La pasividad china es doblemente irónica porque el régimen de Pekín utiliza el discurso de “la nación china global” para fines internos y propagandísticos, pero lo abandona cuando esa retórica choca con intereses geopolíticos. Para los chinos malasios, esta falta de apoyo externo significa que no tienen un Estado dispuesto a respaldarlos, lo que los deja completamente expuestos a las políticas discriminatorias de Malasia. Tampoco hay una reacción significativa de Naciones Unidas, que mostró una tolerancia inexplicable hacia un sistema de segregación étnica institucionalizado, ni de las potencias occidentales, más centradas en otras crisis como el conflicto en Ucrania o las tensiones en Oriente Medio.
El riesgo de este desinterés es evidente. La historia reciente muestra que cuando un país adopta políticas cada vez más islamistas, el espacio para las minorías religiosas se reduce. Estados con tendencias similares se convirtieron en santuarios para grupos extremistas, en sociedades donde las libertades individuales son aplastadas y en fuentes de inestabilidad regional. Si a eso se añade una minoría significativa, económicamente activa y claramente diferenciada por su religión y cultura, el resultado es un blanco perfecto para políticas represivas o incluso episodios de violencia étnica.

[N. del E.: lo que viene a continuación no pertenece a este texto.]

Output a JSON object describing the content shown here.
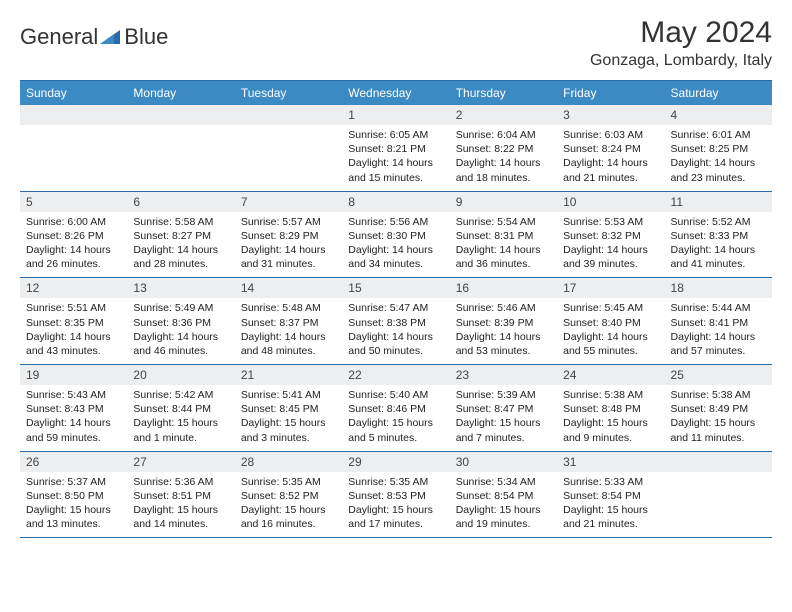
{
  "colors": {
    "header_bar": "#3b8ac4",
    "border": "#2a6ca8",
    "daynum_bg": "#eceef0",
    "text": "#222222",
    "title": "#333333"
  },
  "logo": {
    "text1": "General",
    "text2": "Blue"
  },
  "title": "May 2024",
  "location": "Gonzaga, Lombardy, Italy",
  "daynames": [
    "Sunday",
    "Monday",
    "Tuesday",
    "Wednesday",
    "Thursday",
    "Friday",
    "Saturday"
  ],
  "weeks": [
    [
      null,
      null,
      null,
      {
        "n": "1",
        "sunrise": "6:05 AM",
        "sunset": "8:21 PM",
        "daylight": "14 hours and 15 minutes."
      },
      {
        "n": "2",
        "sunrise": "6:04 AM",
        "sunset": "8:22 PM",
        "daylight": "14 hours and 18 minutes."
      },
      {
        "n": "3",
        "sunrise": "6:03 AM",
        "sunset": "8:24 PM",
        "daylight": "14 hours and 21 minutes."
      },
      {
        "n": "4",
        "sunrise": "6:01 AM",
        "sunset": "8:25 PM",
        "daylight": "14 hours and 23 minutes."
      }
    ],
    [
      {
        "n": "5",
        "sunrise": "6:00 AM",
        "sunset": "8:26 PM",
        "daylight": "14 hours and 26 minutes."
      },
      {
        "n": "6",
        "sunrise": "5:58 AM",
        "sunset": "8:27 PM",
        "daylight": "14 hours and 28 minutes."
      },
      {
        "n": "7",
        "sunrise": "5:57 AM",
        "sunset": "8:29 PM",
        "daylight": "14 hours and 31 minutes."
      },
      {
        "n": "8",
        "sunrise": "5:56 AM",
        "sunset": "8:30 PM",
        "daylight": "14 hours and 34 minutes."
      },
      {
        "n": "9",
        "sunrise": "5:54 AM",
        "sunset": "8:31 PM",
        "daylight": "14 hours and 36 minutes."
      },
      {
        "n": "10",
        "sunrise": "5:53 AM",
        "sunset": "8:32 PM",
        "daylight": "14 hours and 39 minutes."
      },
      {
        "n": "11",
        "sunrise": "5:52 AM",
        "sunset": "8:33 PM",
        "daylight": "14 hours and 41 minutes."
      }
    ],
    [
      {
        "n": "12",
        "sunrise": "5:51 AM",
        "sunset": "8:35 PM",
        "daylight": "14 hours and 43 minutes."
      },
      {
        "n": "13",
        "sunrise": "5:49 AM",
        "sunset": "8:36 PM",
        "daylight": "14 hours and 46 minutes."
      },
      {
        "n": "14",
        "sunrise": "5:48 AM",
        "sunset": "8:37 PM",
        "daylight": "14 hours and 48 minutes."
      },
      {
        "n": "15",
        "sunrise": "5:47 AM",
        "sunset": "8:38 PM",
        "daylight": "14 hours and 50 minutes."
      },
      {
        "n": "16",
        "sunrise": "5:46 AM",
        "sunset": "8:39 PM",
        "daylight": "14 hours and 53 minutes."
      },
      {
        "n": "17",
        "sunrise": "5:45 AM",
        "sunset": "8:40 PM",
        "daylight": "14 hours and 55 minutes."
      },
      {
        "n": "18",
        "sunrise": "5:44 AM",
        "sunset": "8:41 PM",
        "daylight": "14 hours and 57 minutes."
      }
    ],
    [
      {
        "n": "19",
        "sunrise": "5:43 AM",
        "sunset": "8:43 PM",
        "daylight": "14 hours and 59 minutes."
      },
      {
        "n": "20",
        "sunrise": "5:42 AM",
        "sunset": "8:44 PM",
        "daylight": "15 hours and 1 minute."
      },
      {
        "n": "21",
        "sunrise": "5:41 AM",
        "sunset": "8:45 PM",
        "daylight": "15 hours and 3 minutes."
      },
      {
        "n": "22",
        "sunrise": "5:40 AM",
        "sunset": "8:46 PM",
        "daylight": "15 hours and 5 minutes."
      },
      {
        "n": "23",
        "sunrise": "5:39 AM",
        "sunset": "8:47 PM",
        "daylight": "15 hours and 7 minutes."
      },
      {
        "n": "24",
        "sunrise": "5:38 AM",
        "sunset": "8:48 PM",
        "daylight": "15 hours and 9 minutes."
      },
      {
        "n": "25",
        "sunrise": "5:38 AM",
        "sunset": "8:49 PM",
        "daylight": "15 hours and 11 minutes."
      }
    ],
    [
      {
        "n": "26",
        "sunrise": "5:37 AM",
        "sunset": "8:50 PM",
        "daylight": "15 hours and 13 minutes."
      },
      {
        "n": "27",
        "sunrise": "5:36 AM",
        "sunset": "8:51 PM",
        "daylight": "15 hours and 14 minutes."
      },
      {
        "n": "28",
        "sunrise": "5:35 AM",
        "sunset": "8:52 PM",
        "daylight": "15 hours and 16 minutes."
      },
      {
        "n": "29",
        "sunrise": "5:35 AM",
        "sunset": "8:53 PM",
        "daylight": "15 hours and 17 minutes."
      },
      {
        "n": "30",
        "sunrise": "5:34 AM",
        "sunset": "8:54 PM",
        "daylight": "15 hours and 19 minutes."
      },
      {
        "n": "31",
        "sunrise": "5:33 AM",
        "sunset": "8:54 PM",
        "daylight": "15 hours and 21 minutes."
      },
      null
    ]
  ],
  "labels": {
    "sunrise": "Sunrise:",
    "sunset": "Sunset:",
    "daylight": "Daylight:"
  }
}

Malasia, en su trayectoria actual, se acerca peligrosamente a ese escenario, y cada paso en la radicalización política y social agranda el riesgo.

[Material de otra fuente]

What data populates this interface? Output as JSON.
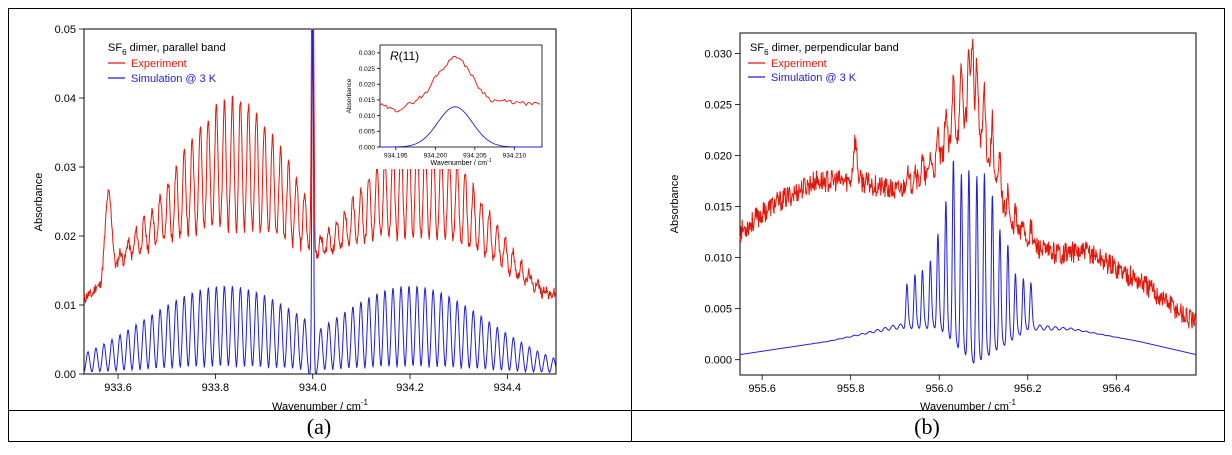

Que este proceso ocurra a plena vista del mundo, sin sanciones ni condenas internacionales, convierte a Malasia en un caso único: el último Estado con un apartheid reconocido por sus propias leyes y mantenido sin disimulo. La diferencia con otros regímenes represivos es que aquí la discriminación es abierta, codificada en políticas públicas y defendida como parte esencial de la identidad nacional. Los chinos malasios lo viven cada día en las aulas, en el acceso a empleos, en las oportunidades de negocio y en la representación política. Entre tanto, el país avanza hacia un modelo de Estado cada vez más alineado con las corrientes islamistas más duras, y nadie parece dispuesto a frenar esta deriva.
En este silencio cómplice, el apartheid malasio contra los chinos no solo se perpetúa, sino que se refuerza, impulsado por una ideología nacionalista-religiosa que fusiona identidad étnica e islamismo. Si la tendencia continúa, no será una sorpresa que, en unos años, el país figure no solo como un ejemplo de discriminación estructural, sino como un foco de inestabilidad regional con consecuencias que irán mucho más allá de sus fronteras. Y entonces, como tantas veces, los discursos de “nadie lo vio venir” serán tan falsos como inútiles.